We then performed whole-brain Fos immunostaining to identify neurons activated by acute novelty stress. After 2-h novelty stress, mice were sacrificed and whole-brain Fos expression was visualized by immunofluorescence. Consistent with previous reports, we observed significantly increased Fos signaling in multiple stress-related brain regions, such as the medial preoptic area/medial preoptic nucleus (MPA/MPO), paraventricular thalamic nucleus (PVT), paraventricular hypothalamic nucleus (PVN), and basolateral amygdaloid nucleus (BLA).

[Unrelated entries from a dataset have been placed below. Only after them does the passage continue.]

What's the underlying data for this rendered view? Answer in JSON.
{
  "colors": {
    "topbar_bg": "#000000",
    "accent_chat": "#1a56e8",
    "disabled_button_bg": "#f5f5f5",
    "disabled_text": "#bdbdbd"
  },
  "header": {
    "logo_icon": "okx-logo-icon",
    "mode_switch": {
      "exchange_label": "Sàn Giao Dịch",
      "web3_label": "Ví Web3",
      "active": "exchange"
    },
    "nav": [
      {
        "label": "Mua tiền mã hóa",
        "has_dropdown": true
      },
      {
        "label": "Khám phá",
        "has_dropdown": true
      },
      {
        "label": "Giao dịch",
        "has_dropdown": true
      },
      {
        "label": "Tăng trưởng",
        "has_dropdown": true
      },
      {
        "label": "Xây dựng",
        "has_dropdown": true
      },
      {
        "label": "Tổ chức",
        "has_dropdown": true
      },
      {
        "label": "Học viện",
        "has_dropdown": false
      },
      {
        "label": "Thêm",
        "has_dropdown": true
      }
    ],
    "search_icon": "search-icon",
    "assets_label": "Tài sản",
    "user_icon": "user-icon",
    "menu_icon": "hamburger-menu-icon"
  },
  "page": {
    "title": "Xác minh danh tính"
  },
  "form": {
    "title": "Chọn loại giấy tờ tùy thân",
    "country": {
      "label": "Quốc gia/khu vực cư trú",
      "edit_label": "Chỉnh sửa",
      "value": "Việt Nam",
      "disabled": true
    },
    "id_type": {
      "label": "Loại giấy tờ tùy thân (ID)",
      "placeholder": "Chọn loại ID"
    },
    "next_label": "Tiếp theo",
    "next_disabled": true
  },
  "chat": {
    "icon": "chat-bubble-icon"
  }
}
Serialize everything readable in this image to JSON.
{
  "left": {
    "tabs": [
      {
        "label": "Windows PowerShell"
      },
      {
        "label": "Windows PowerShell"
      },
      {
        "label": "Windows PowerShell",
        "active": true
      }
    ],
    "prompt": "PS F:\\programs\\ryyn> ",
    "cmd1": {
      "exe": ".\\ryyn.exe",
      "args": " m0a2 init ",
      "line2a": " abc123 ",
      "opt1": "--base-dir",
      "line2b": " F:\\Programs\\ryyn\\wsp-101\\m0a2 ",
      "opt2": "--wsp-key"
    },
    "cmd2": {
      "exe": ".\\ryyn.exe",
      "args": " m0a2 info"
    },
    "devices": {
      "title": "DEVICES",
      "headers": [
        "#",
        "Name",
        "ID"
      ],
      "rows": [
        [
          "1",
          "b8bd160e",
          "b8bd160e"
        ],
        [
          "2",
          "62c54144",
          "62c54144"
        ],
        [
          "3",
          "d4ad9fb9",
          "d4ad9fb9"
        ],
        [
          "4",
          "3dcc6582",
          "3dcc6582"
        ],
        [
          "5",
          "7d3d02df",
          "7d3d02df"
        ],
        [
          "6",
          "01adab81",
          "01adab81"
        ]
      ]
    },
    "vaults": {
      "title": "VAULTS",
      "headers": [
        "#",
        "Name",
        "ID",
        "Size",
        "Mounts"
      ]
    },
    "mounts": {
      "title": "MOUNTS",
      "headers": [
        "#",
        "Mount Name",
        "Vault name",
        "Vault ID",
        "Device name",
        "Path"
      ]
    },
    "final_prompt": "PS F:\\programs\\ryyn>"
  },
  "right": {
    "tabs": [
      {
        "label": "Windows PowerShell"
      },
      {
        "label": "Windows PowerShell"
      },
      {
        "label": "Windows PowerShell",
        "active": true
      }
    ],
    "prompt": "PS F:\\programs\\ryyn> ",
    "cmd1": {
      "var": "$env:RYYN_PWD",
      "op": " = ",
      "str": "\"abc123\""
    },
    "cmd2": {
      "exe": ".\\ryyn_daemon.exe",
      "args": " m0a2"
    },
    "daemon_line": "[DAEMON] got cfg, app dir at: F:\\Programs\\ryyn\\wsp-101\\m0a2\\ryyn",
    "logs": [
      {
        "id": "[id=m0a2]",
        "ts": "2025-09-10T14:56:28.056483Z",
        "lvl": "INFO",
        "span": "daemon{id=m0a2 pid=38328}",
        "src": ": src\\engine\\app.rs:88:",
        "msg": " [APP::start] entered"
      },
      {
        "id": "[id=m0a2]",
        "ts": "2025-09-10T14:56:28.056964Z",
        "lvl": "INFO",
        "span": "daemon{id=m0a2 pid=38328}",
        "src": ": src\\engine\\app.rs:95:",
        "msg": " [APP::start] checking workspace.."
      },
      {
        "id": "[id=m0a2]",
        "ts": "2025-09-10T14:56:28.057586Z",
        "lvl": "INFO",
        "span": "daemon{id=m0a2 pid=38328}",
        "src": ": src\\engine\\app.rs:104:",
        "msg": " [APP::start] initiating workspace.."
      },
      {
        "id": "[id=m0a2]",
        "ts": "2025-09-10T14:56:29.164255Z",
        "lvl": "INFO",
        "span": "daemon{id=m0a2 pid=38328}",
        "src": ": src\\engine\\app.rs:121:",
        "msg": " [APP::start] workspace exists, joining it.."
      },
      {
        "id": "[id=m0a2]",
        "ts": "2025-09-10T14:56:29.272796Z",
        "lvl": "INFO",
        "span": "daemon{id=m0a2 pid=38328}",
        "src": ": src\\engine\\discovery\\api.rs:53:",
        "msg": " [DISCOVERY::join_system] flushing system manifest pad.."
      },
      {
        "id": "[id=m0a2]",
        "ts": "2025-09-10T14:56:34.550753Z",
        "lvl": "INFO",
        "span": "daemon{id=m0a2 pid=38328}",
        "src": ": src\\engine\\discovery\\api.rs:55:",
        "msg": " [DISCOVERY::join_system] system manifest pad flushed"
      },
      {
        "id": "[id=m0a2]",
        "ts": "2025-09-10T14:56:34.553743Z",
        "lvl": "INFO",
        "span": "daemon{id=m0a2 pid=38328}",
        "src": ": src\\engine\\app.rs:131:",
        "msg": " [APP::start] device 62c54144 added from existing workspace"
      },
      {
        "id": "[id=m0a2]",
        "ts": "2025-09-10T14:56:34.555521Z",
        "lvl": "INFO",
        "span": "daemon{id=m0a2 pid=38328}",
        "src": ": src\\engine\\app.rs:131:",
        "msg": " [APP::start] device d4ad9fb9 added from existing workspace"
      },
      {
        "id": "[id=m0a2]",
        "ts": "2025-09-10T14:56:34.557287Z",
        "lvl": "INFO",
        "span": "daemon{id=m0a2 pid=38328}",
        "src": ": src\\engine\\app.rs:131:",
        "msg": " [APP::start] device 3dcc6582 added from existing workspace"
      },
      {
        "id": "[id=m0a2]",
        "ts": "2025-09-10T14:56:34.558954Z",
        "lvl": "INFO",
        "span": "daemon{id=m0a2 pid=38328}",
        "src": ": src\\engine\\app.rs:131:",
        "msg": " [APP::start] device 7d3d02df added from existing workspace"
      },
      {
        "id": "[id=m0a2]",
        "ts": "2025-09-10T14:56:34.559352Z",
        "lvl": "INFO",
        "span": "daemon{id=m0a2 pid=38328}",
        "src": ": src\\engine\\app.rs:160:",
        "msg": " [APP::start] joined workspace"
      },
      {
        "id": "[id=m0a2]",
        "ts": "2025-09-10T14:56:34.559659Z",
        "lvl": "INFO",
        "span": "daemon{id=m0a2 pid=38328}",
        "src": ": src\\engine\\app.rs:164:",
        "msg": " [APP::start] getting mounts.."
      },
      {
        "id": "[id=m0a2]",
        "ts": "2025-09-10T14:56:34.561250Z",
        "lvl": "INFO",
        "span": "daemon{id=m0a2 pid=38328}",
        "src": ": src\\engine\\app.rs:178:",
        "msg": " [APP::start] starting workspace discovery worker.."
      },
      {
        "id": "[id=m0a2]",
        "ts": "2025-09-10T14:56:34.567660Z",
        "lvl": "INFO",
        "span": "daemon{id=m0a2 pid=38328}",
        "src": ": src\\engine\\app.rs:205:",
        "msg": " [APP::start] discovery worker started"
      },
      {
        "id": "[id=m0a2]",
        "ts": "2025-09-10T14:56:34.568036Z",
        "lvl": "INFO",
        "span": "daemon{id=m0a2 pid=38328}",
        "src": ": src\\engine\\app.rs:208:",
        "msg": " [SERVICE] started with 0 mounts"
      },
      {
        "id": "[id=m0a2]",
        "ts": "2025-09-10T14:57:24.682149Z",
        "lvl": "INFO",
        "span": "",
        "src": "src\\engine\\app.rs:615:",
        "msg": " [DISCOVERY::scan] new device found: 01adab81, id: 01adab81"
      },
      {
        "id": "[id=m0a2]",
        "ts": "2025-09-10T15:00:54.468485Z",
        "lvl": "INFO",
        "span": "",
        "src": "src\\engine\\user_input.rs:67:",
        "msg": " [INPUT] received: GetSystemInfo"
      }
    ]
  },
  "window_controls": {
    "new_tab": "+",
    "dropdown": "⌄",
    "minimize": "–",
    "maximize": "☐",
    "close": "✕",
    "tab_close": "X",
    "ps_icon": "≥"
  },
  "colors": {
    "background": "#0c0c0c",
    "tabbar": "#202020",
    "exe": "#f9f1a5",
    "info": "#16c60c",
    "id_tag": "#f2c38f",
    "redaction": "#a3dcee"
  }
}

In addition, there were significantly more Fos+ neurons in the dorsal raphe nucleus and ventrolateral periaqueductal gray region (DRN/vlPAG) of stress-exposed mice than in control mice. Notably, a considerable proportion of Fos+ neurons in the DRN/vlPAG region are NPY neurons, suggesting that NPY DRN/vlPAG neurons were activated by acute novelty stress.
To further uncover the dynamic activity of NPY DRN/vlPAG neurons in response to stress, we performed fiber photometry recording of NPY DRN/vlPAG neuronal calcium.